В полнолуние я бесшумно выскальзываю из кровати, стараясь не скрипеть источенными жучком половицами. Я знаю, что Лора тоже не спит, лежит в темноте с открытыми глазами и сдерживает дыхание. Я взбираюсь на подоконник, толкаю деревянные ставни, и вот я уже снаружи, в ночи. Белый свет луны освещает сад, я вижу, как блестят деревья, шелестя на ветру кронами, угадываю темные массивы рододендронов и гибискуса. С бьющимся сердцем я иду по аллее, ведущей к холмам, туда, где начинаются невозделанные земли. Рядом с разрушенной изгородью стоит большое дерево чалта, древо добра и зла, как называет его Лора, и я взбираюсь на него, чтобы за деревьями и тростниковыми плантациями увидеть море. Катится меж облаков сверкающая луна. И именно в этот момент мне кажется, что я вижу его, там, над листвой, левее Башни Тамарен, безбрежную темную плоскость со светящимся на ней искристым пятном. Вижу ли я его на самом деле, слышу ли? Море живет у меня в голове, лучше всего я вижу и слышу его, закрывая глаза, тогда я улавливаю каждый раскат волн, разбивающихся о рифы и вновь собирающихся вместе, чтобы обрушиться на берег. Я долго сижу так, вцепившись в ветви дерева чалта, пока не затекут руки. Морской ветер проносится над деревьями и тростниковыми плантациями, шевеля сверкающими в лунном свете листьями. Иногда я остаюсь там до рассвета, слушая, мечтая. Большой дом на другом конце сада, темный, непроницаемый, напоминает обломок кораблекрушения. Бьется на ветру отставший лист ветхой кровли, трещит деревянный остов. Это тоже – шум моря, как и поскрипывание древесного ствола, шуршание игл казуарины. Мне страшно одному на дереве, но возвращаться к себе в комнату не хочется. Я борюсь с холодным ветром, с усталостью, от которой тяжелеет голова.

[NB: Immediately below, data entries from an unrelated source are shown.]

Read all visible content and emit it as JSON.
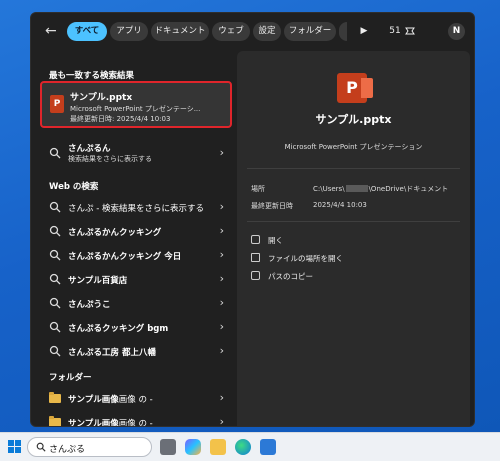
{
  "header": {
    "back_icon": "back-arrow-icon",
    "filters": [
      "すべて",
      "アプリ",
      "ドキュメント",
      "ウェブ",
      "設定",
      "フォルダー"
    ],
    "active_filter": "すべて",
    "points": "51",
    "avatar_initial": "N"
  },
  "best_match": {
    "heading": "最も一致する検索結果",
    "name": "サンプル.pptx",
    "type": "Microsoft PowerPoint プレゼンテーシ...",
    "modified": "最終更新日時: 2025/4/4 10:03"
  },
  "suggestion": {
    "query": "さんぷるん",
    "sub": "検索結果をさらに表示する"
  },
  "web": {
    "heading": "Web の検索",
    "items": [
      {
        "prefix": "さんぷ",
        "bold": "",
        "suffix": " - 検索結果をさらに表示する"
      },
      {
        "prefix": "",
        "bold": "さんぷるかんクッキング",
        "suffix": ""
      },
      {
        "prefix": "",
        "bold": "さんぷるかんクッキング 今日",
        "suffix": ""
      },
      {
        "prefix": "",
        "bold": "サンプル百貨店",
        "suffix": ""
      },
      {
        "prefix": "",
        "bold": "さんぷうこ",
        "suffix": ""
      },
      {
        "prefix": "",
        "bold": "さんぷるクッキング bgm",
        "suffix": ""
      },
      {
        "prefix": "",
        "bold": "さんぷる工房 都上八幡",
        "suffix": ""
      }
    ]
  },
  "folders": {
    "heading": "フォルダー",
    "items": [
      {
        "bold": "サンプル画像",
        "suffix": "画像 の -"
      },
      {
        "bold": "サンプル画像",
        "suffix": "画像 の -"
      }
    ]
  },
  "details": {
    "title": "サンプル.pptx",
    "subtitle": "Microsoft PowerPoint プレゼンテーション",
    "location_label": "場所",
    "location_prefix": "C:\\Users\\",
    "location_suffix": "\\OneDrive\\ドキュメント",
    "modified_label": "最終更新日時",
    "modified_value": "2025/4/4 10:03",
    "actions": [
      "開く",
      "ファイルの場所を開く",
      "パスのコピー"
    ]
  },
  "taskbar": {
    "search_value": "さんぷる"
  },
  "colors": {
    "accent": "#4cc2ff",
    "highlight_border": "#e0252b",
    "panel_bg": "#202020",
    "preview_bg": "#2b2b2b"
  }
}
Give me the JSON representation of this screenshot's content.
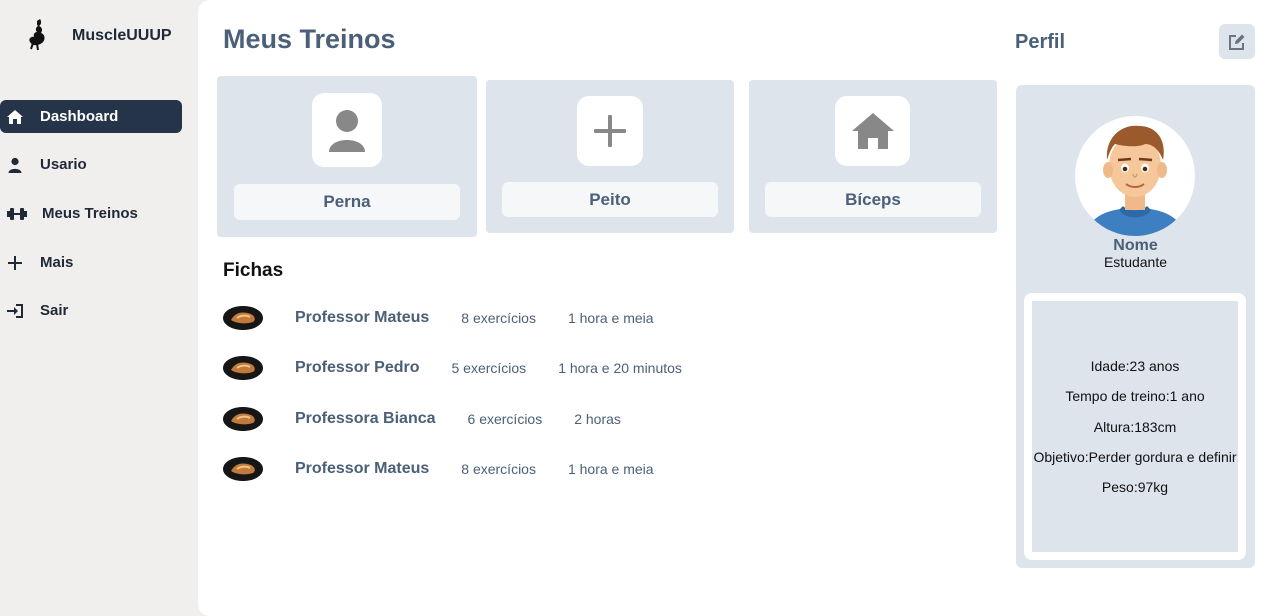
{
  "brand": {
    "name": "MuscleUUUP",
    "logo_icon": "muscle-logo-icon"
  },
  "sidebar": {
    "items": [
      {
        "label": "Dashboard",
        "icon": "home-icon",
        "active": true
      },
      {
        "label": "Usario",
        "icon": "user-icon",
        "active": false
      },
      {
        "label": "Meus Treinos",
        "icon": "dumbbell-icon",
        "active": false
      },
      {
        "label": "Mais",
        "icon": "plus-icon",
        "active": false
      },
      {
        "label": "Sair",
        "icon": "sign-out-icon",
        "active": false
      }
    ],
    "active_color": "#263449"
  },
  "main": {
    "title": "Meus Treinos",
    "cards": [
      {
        "label": "Perna",
        "icon": "user-icon"
      },
      {
        "label": "Peito",
        "icon": "plus-icon"
      },
      {
        "label": "Bíceps",
        "icon": "home-icon"
      }
    ],
    "fichas_title": "Fichas",
    "fichas": [
      {
        "name": "Professor Mateus",
        "exercises": "8 exercícios",
        "duration": "1 hora e meia"
      },
      {
        "name": "Professor Pedro",
        "exercises": "5 exercícios",
        "duration": "1 hora e 20 minutos"
      },
      {
        "name": "Professora Bianca",
        "exercises": "6 exercícios",
        "duration": "2 horas"
      },
      {
        "name": "Professor Mateus",
        "exercises": "8 exercícios",
        "duration": "1 hora e meia"
      }
    ]
  },
  "profile": {
    "title": "Perfil",
    "edit_icon": "edit-icon",
    "name": "Nome",
    "role": "Estudante",
    "info": [
      "Idade:23 anos",
      "Tempo de treino:1 ano",
      "Altura:183cm",
      "Objetivo:Perder gordura e definir",
      "Peso:97kg"
    ]
  },
  "colors": {
    "accent": "#4b6078",
    "card_bg": "#dde4ec",
    "sidebar_bg": "#f1eeee"
  }
}
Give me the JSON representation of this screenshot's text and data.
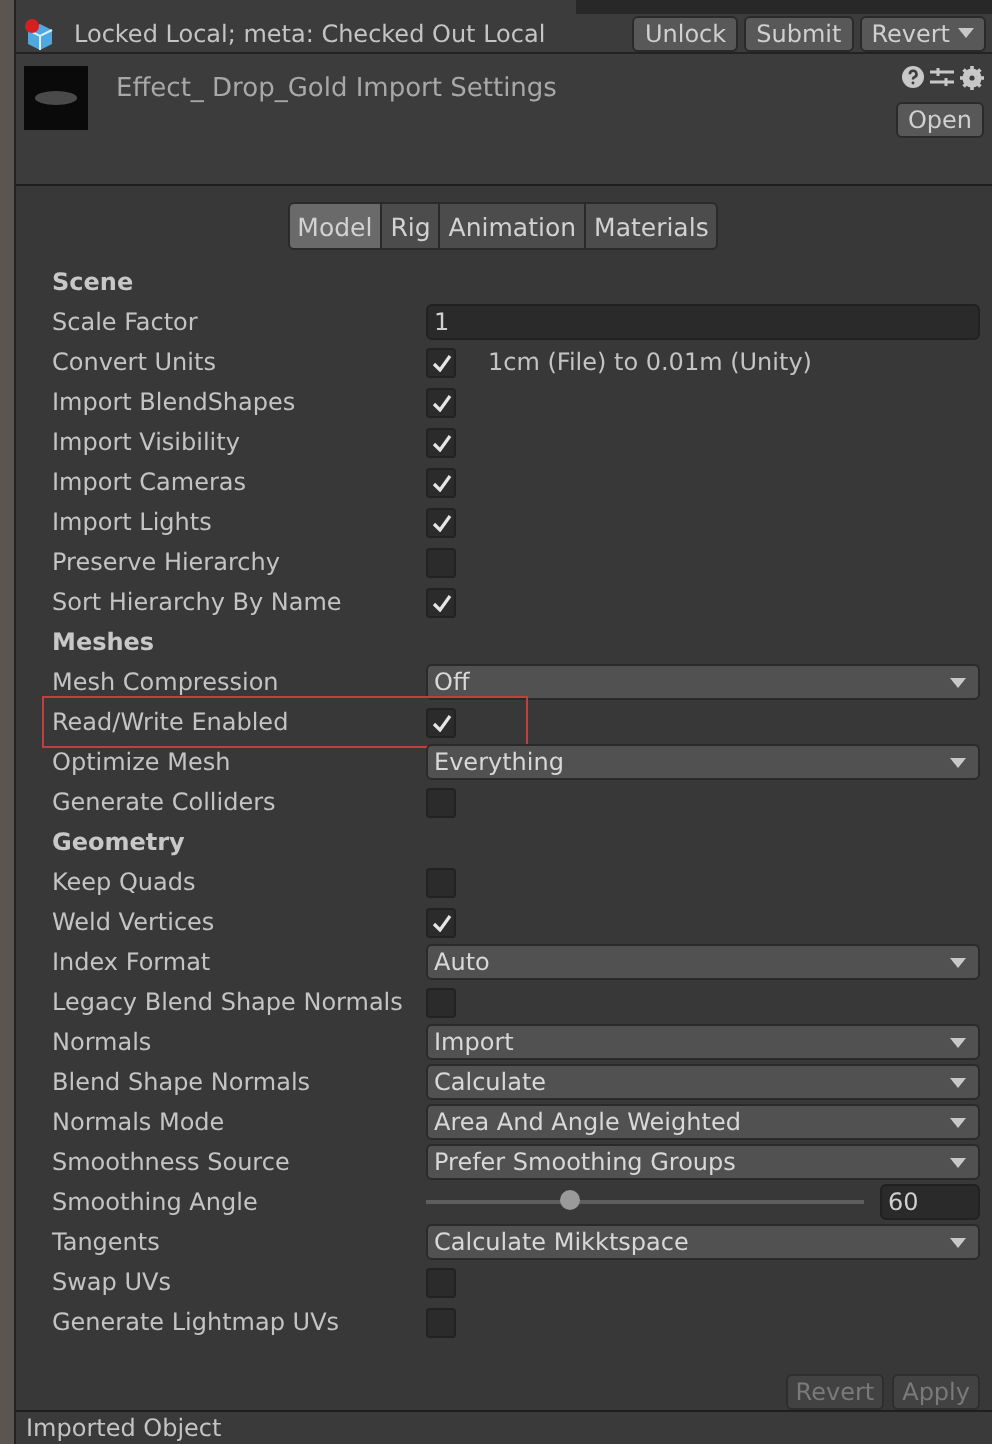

Это не настоящий страх. Это как когда стоишь у края пропасти, глубокого оврага и смотришь, смотришь вниз, а сердце бьется так сильно, что его стук отдает в шею и становится больно, но ты знаешь, что надо стоять и смотреть, что после этого ты узнаешь что-то. Я не могу вернуться к себе, пока не кончится прилив, это просто невозможно. Я должен сидеть тут, на дереве чалта, и ждать, а луна будет плавно скользить на другой край неба. Лишь перед самым рассветом, когда небо со стороны Мананавы начинает сереть, я возвращаюсь домой и тихонько залезаю под москитную сетку. Я слышу, как вздыхает Лора, она тоже не спала, пока меня не было. Она никогда не заговаривает об этом. Только днем посмотрит на меня вопросительно своими темными глазами, и я начинаю жалеть, что ходил слушать море. Каждый день я хожу на побережье. Идти надо через плантации. Тростник такой высокий, что я иду вслепую, бегу вдоль прорубленных тропинок, иногда теряясь меж острых листьев. Там моря не слышно. Зимнее солнце сжигает, душит звуки. Почти у самого берега я начинаю ощущать его близость: воздух становится тяжелым, неподвижным, насыщенным мухами. В вышине – слепящее синее, будто натянутое небо без птиц. Я по щиколотки увязаю в красной пыли. Чтобы не испортить башмаки, я снимаю их и, связав шнурки, вешаю себе на шею. Так руки у меня остаются свободными. Когда идешь через тростниковые плантации, руки должны быть свободными. Тростник очень высокий; Кук, наш повар, говорит, что его начнут рубить в следующем месяце. Листья тростника режутся, как ножи; пробираясь, их надо раздвигать ладонями. Впереди меня идет внук Кука Дени. Я потерял его из виду. Дени всегда ходит босиком, он идет быстрее меня, помогая себе удилищем. Мы договорились, что будем подавать друг другу знаки двойным шуршанием листьев или двойным лаем: гав-гав! Так делают взрослые, индусы, когда во время рубки тростника продвигаются в зарослях со своими длинными тесаками. Далеко впереди я слышу голос Дени: «Гав! Гав!» Я отвечаю, шурша тростником. Кругом нет других звуков. Море отступило – отлив, оно поднимется не раньше полудня. Мы стараемся идти как можно быстрее, чтобы добраться до оставленных им луж, где прячутся креветки и мелкие осьминожки.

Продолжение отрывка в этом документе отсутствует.